I lost my mother in February of last year (2011) and then lost my father seven months later in September, and I was their primary caretaker for the previous two years. I knew the previous Thanksgiving (2010) that I would lose them both within 3-6 months. My mother was 86 and my father was 83. I feel so fortunate to have had them both for so long, and losing parents at that age is the normal cycle of life, isn't it? In December 2010 he doctors predicted that mom had 6-9 months. She died 3 months later. My father had lung cancer and was given 3 months at Thanksgiving 2010. He made it 10 months. When mom died I felt a great deal of relief for her because her quality of life had decline to the point that she wanted it all to be over. I missed her but I didn't grieve at all. I cried the day she died and at her funeral, but that was about all. I thought that was because I had grieved so much throughout the last year as she was declining and would forget who I was. Dad's quality of life didn't seem to change at all. The cancer was too far along for chemo or radiation so he didn't have to deal with the effects of those. He used pain patches that kept most of the pain in check and pain pills for break-through pain. He was able to eat and take care of himself until 2 weeks before he died. I retired after mom died and was able to spend all of my time with him for the last 5 months. We were always extremely close and got even closer during those last 5 months. As most of us do I believed I was prepared, but when he died I immediately sank into depression and grief that was so intense I couldn't function. That's when grief for my mother came out also. It's been 7 months and the hole in my heart and my life haven't seem to even begin to heal. I'm the Exector of their estate and cleaning out their house felt like I taking apart their lives piece by piece. It has taken me seven months so far and I haven't even started the work on their house that has to be done before I can put it on the market to sell. If it hadn't been for my husband I wouldn't be as far along as I am now. We moved the furniture out last week and I laid on the floor after everybody else had left and sobbed for hours. I see my therapist twice a week which help some for a day or so and then I'm right back where I was. I feel so alone with no one to love me the way they did. I don't know how to do this and get past some of the pain and heartache.

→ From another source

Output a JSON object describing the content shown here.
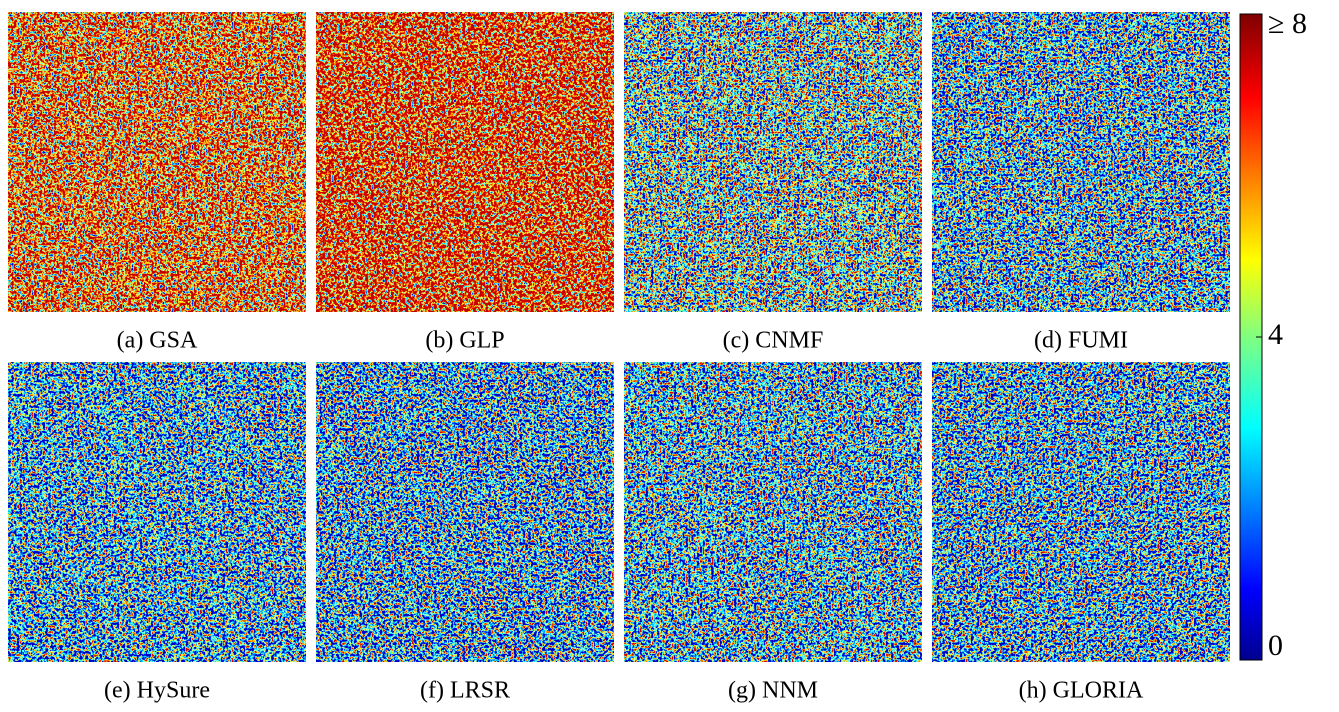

I was blessed to have my grandparents to raise me, but as they grew older, my grandma passed away...I stayed with my grandfather while I was studying my master's degree. Later on, my biological father died leaving me with so many questions unanswered, I had only met him twice in my life. That same year, two of the people who went with me to my biological father's wake died, my mother's cousin, who was very close to me, and my grandfather. My life started to fall apart. Months later I joined a mental institution because I knew I needed the help but before I could use what I had learned my biological mother dies just when she had moved in with me...she told me she was never going to leave me although we didn't get along for most of my life, but when my grandfather, her father, died we grew close and I understood her depressions. It's been about six months and I have been struggling. I joined this group to know if there are people out there who understand what I'm going through...the feeling of loneliness, emptiness...

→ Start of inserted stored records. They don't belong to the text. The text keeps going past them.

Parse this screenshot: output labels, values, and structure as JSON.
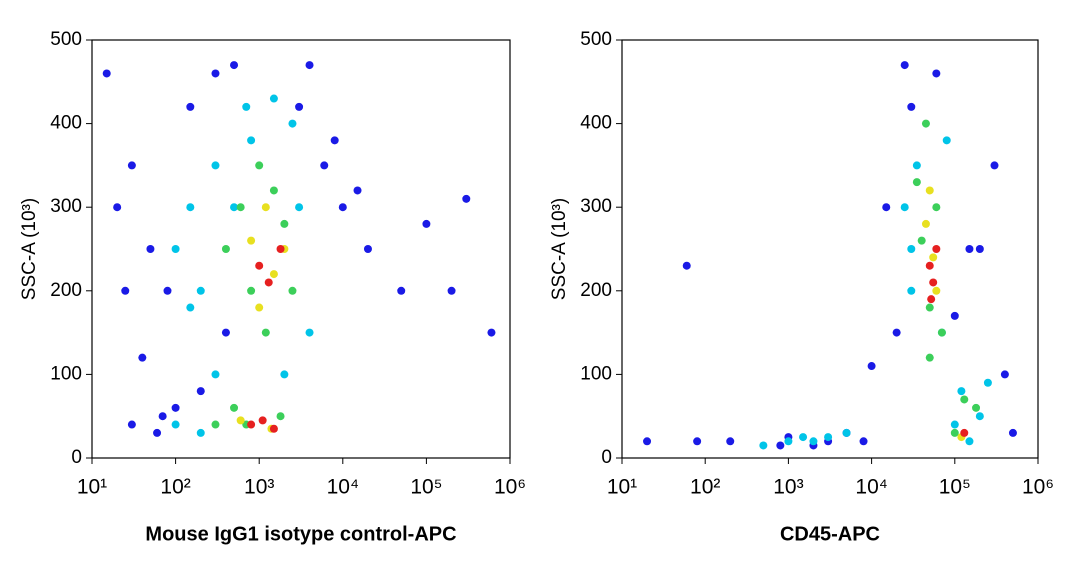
{
  "chart_data": [
    {
      "type": "scatter",
      "xlabel": "Mouse IgG1 isotype control-APC",
      "ylabel": "SSC-A (10³)",
      "xscale": "log",
      "xlim": [
        10,
        1000000
      ],
      "xticks": [
        {
          "value": 10,
          "label": "10¹"
        },
        {
          "value": 100,
          "label": "10²"
        },
        {
          "value": 1000,
          "label": "10³"
        },
        {
          "value": 10000,
          "label": "10⁴"
        },
        {
          "value": 100000,
          "label": "10⁵"
        },
        {
          "value": 1000000,
          "label": "10⁶"
        }
      ],
      "ylim": [
        0,
        500
      ],
      "yticks": [
        0,
        100,
        200,
        300,
        400,
        500
      ],
      "series": [
        {
          "color": "#1a1ae6",
          "x": [
            15,
            20,
            30,
            50,
            80,
            150,
            300,
            500,
            4000,
            6000,
            10000,
            20000,
            50000,
            100000,
            200000,
            300000,
            600000,
            40,
            70,
            200,
            400,
            3000,
            8000,
            15000,
            30,
            60,
            100,
            25
          ],
          "values": [
            460,
            300,
            350,
            250,
            200,
            420,
            460,
            470,
            470,
            350,
            300,
            250,
            200,
            280,
            200,
            310,
            150,
            120,
            50,
            80,
            150,
            420,
            380,
            320,
            40,
            30,
            60,
            200
          ]
        },
        {
          "color": "#00c4e8",
          "x": [
            100,
            150,
            200,
            300,
            500,
            700,
            1500,
            2500,
            3000,
            100,
            200,
            300,
            150,
            4000,
            2000,
            800
          ],
          "values": [
            250,
            300,
            200,
            350,
            300,
            420,
            430,
            400,
            300,
            40,
            30,
            100,
            180,
            150,
            100,
            380
          ]
        },
        {
          "color": "#3ccf5a",
          "x": [
            400,
            600,
            800,
            1000,
            1500,
            2000,
            2500,
            1200,
            700,
            500,
            1800,
            300
          ],
          "values": [
            250,
            300,
            200,
            350,
            320,
            280,
            200,
            150,
            40,
            60,
            50,
            40
          ]
        },
        {
          "color": "#e8e020",
          "x": [
            800,
            1200,
            1500,
            2000,
            1000,
            600,
            1400
          ],
          "values": [
            260,
            300,
            220,
            250,
            180,
            45,
            35
          ]
        },
        {
          "color": "#e62020",
          "x": [
            1000,
            1300,
            1800,
            800,
            1100,
            1500
          ],
          "values": [
            230,
            210,
            250,
            40,
            45,
            35
          ]
        }
      ]
    },
    {
      "type": "scatter",
      "xlabel": "CD45-APC",
      "ylabel": "SSC-A (10³)",
      "xscale": "log",
      "xlim": [
        10,
        1000000
      ],
      "xticks": [
        {
          "value": 10,
          "label": "10¹"
        },
        {
          "value": 100,
          "label": "10²"
        },
        {
          "value": 1000,
          "label": "10³"
        },
        {
          "value": 10000,
          "label": "10⁴"
        },
        {
          "value": 100000,
          "label": "10⁵"
        },
        {
          "value": 1000000,
          "label": "10⁶"
        }
      ],
      "ylim": [
        0,
        500
      ],
      "yticks": [
        0,
        100,
        200,
        300,
        400,
        500
      ],
      "series": [
        {
          "color": "#1a1ae6",
          "x": [
            20,
            60,
            80,
            200,
            800,
            1000,
            2000,
            3000,
            5000,
            8000,
            15000,
            20000,
            200000,
            300000,
            400000,
            500000,
            100000,
            10000,
            30000,
            60000,
            150000,
            25000
          ],
          "values": [
            20,
            230,
            20,
            20,
            15,
            25,
            15,
            20,
            30,
            20,
            300,
            150,
            250,
            350,
            100,
            30,
            170,
            110,
            420,
            460,
            250,
            470
          ]
        },
        {
          "color": "#00c4e8",
          "x": [
            500,
            1000,
            1500,
            2000,
            3000,
            5000,
            25000,
            30000,
            35000,
            80000,
            100000,
            120000,
            200000,
            250000,
            30000,
            70000,
            150000
          ],
          "values": [
            15,
            20,
            25,
            20,
            25,
            30,
            300,
            200,
            350,
            380,
            40,
            80,
            50,
            90,
            250,
            150,
            20
          ]
        },
        {
          "color": "#3ccf5a",
          "x": [
            35000,
            40000,
            50000,
            60000,
            45000,
            70000,
            100000,
            130000,
            180000,
            50000
          ],
          "values": [
            330,
            260,
            180,
            300,
            400,
            150,
            30,
            70,
            60,
            120
          ]
        },
        {
          "color": "#e8e020",
          "x": [
            45000,
            55000,
            60000,
            50000,
            120000
          ],
          "values": [
            280,
            240,
            200,
            320,
            25
          ]
        },
        {
          "color": "#e62020",
          "x": [
            50000,
            55000,
            60000,
            52000,
            130000
          ],
          "values": [
            230,
            210,
            250,
            190,
            30
          ]
        }
      ]
    }
  ]
}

Thomas, this is my 2nd holiday season without my parents and it might be a little bit easier than the first but it is still very scary and painful. I'm sorry... I would love to tell you that it is easier but it still hurts more than I can bear. Yesterday, I was washing clothes and the smell of Downy made me burst into tears. Normally, today I would be preparing stuff to take to my mom's for Thanksgiving but I don't get to do that now. I just don't think it's ever gonna be easy--- ya know?